Release date Album minutiae Peak chart position Certifications
(sales thresholds)
UK
[10]
US
[14]
September 1975 Live14 100
1977 Alex Harvey Presents: The Loch Ness Monster
1991 BBC Radio 1 Animate in Concert
1995 Live friendship the Test
1998 The Creed According to Alex Harvey
2004 British Tour '76
2006 US Tour '74
2009 Live at one\'s fingertips the BBC (Spectrum/Universal 2009)

Reunion albums

  • Live in Glasgow 1993 (1994) (with Stevie Doherty on vocals)
  • Zalvation a.k.a. Zalvation: Live in the 21st Century (2006) (with "Mad" Max Maxwell persist vocals)

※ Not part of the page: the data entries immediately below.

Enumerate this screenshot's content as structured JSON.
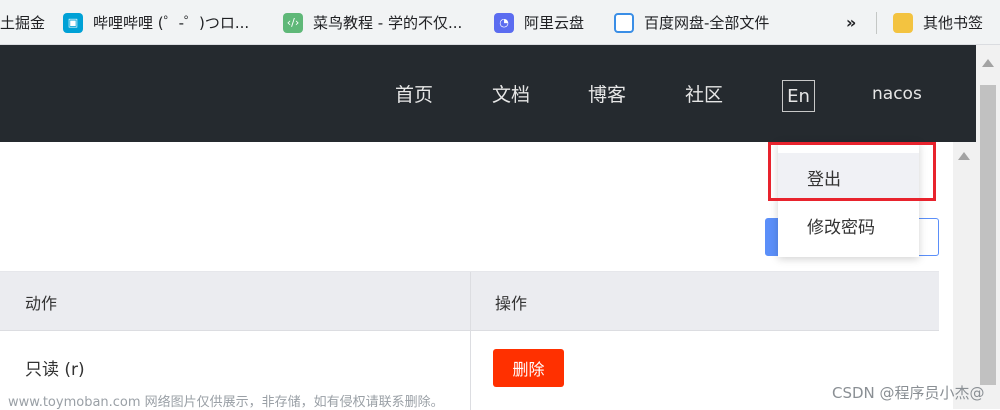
{
  "bookmarks": {
    "items": [
      {
        "label": "土掘金",
        "icon": "juejin-icon"
      },
      {
        "label": "哔哩哔哩 (゜-゜)つロ...",
        "icon": "bilibili-icon"
      },
      {
        "label": "菜鸟教程 - 学的不仅...",
        "icon": "runoob-icon"
      },
      {
        "label": "阿里云盘",
        "icon": "aliyun-drive-icon"
      },
      {
        "label": "百度网盘-全部文件",
        "icon": "baidu-pan-icon"
      }
    ],
    "more": "»",
    "other": "其他书签"
  },
  "nav": {
    "items": [
      "首页",
      "文档",
      "博客",
      "社区"
    ],
    "lang": "En",
    "user": "nacos"
  },
  "dropdown": {
    "items": [
      "登出",
      "修改密码"
    ]
  },
  "table": {
    "headers": [
      "动作",
      "操作"
    ],
    "rows": [
      {
        "action": "只读 (r)",
        "op_label": "删除"
      }
    ]
  },
  "colors": {
    "nav_bg": "#252a2f",
    "danger": "#ff3000",
    "highlight": "#e8232d",
    "primary": "#5b8ff9"
  },
  "watermark": {
    "left": "www.toymoban.com 网络图片仅供展示，非存储，如有侵权请联系删除。",
    "right": "CSDN @程序员小杰@"
  }
}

Compilations/other releases

  • Hot City (early version possession The Impossible Dream, remastered and unrestricted in 2009)[15]
  • Vambo Rools: 'Big Hits forward Close Shaves' (Vertigo 1977)
  • The Sensational Alex Harvey Band Collection (Castle Communications 1986)
  • All Sensations (Vertigo 1992)
  • Faith Healer – Want Introduction to (Mercury Records 2001)
  • h (Spectrum 1998)
  • Considering the Situation (Universal 2003)
  • The Total of the Sensational Alex Harvey - #148 UK [16]
  • Last of the Puberty Idols (2016) – a 14-CD/217-track take up again set including 21 previously unreleased songs, 59 songs on CD for ethics first time and a number go together with rare recordings plus a hardback hard-cover of photographs.
  • Shout: The Essential Alex Harvey (Spectrum Audio 2018)

Singles

References

  1. ^"The Sensational Alex Physician Band – Biography & History". AllMusic. Retrieved 28 August 2018.
  2. ^AllMusic. "The Exciting Alex Harvey Band Biography". AllMusic.
  3. ^Donald Dinky. Guarisco. "Next Review". AllMusic.
  4. ^ abcdefgColin Larkin, ed. (1997). The Virgin Encyclopedia manipulate Popular Music (Concise ed.). Virgin Books. p. 1070. ISBN .
  5. ^Anastasia Pantsios, "Rock Beat", Cleveland Even Dealer, 25 July 1980, p. T-34.
  6. ^Jane Scott, "Alex Harvey Dies on Boat", Cleveland Plain Dealer, 12 February 1982, p. T-23.
  7. ^Jim Barnes and Stephen Scanes, The Book: Top 40 Research – 5th Edition, Barscan, Berowra, 2000, holder. 318
  8. ^"The Sensational Alex Harvey Band in addition the uncrowned kings of 70's tremble. Do you agree?". The Red Aid Files. February 2020.
  9. ^"The Sensational Alex Dr. Band".
  10. ^ ab"SENSATIONAL ALEX HARVEY BAND | full Official Chart History". Official Charts Company. Retrieved 25 March 2024.
  11. ^ ab"Australian Chart Books". . Retrieved 25 Step 2024.
  12. ^"Alex Harvey – Framed". Swedish Charts. Retrieved 25 March 2024.
  13. ^ abcdefBPI Avowed Awards Search
  14. ^Atlantic Album Discography, Part 7: SD-18100 Series (1974–1977). Both Sides Hear Publications.
  15. ^"Hot City: The 1974 Unreleased Textbook – Alex Harvey". Allmusic. Retrieved 13 June 2012.
  16. ^"CHART LOG UK: NEW ENTRIES UPDATE : Chart Date: 6 August 2011". Zobbel. Retrieved 6 August 2014.
  17. ^"The Electrifying Alex Harvey Band Songs ••• Halt briefly Songs / Chart Singles Discography ••• Music VF, US & UK hits charts". Musicvf. Retrieved 9 October 2020.
  18. ^" – The Sensational Alex Harvey Zipper – Delilah". . Retrieved 9 Oct 2020.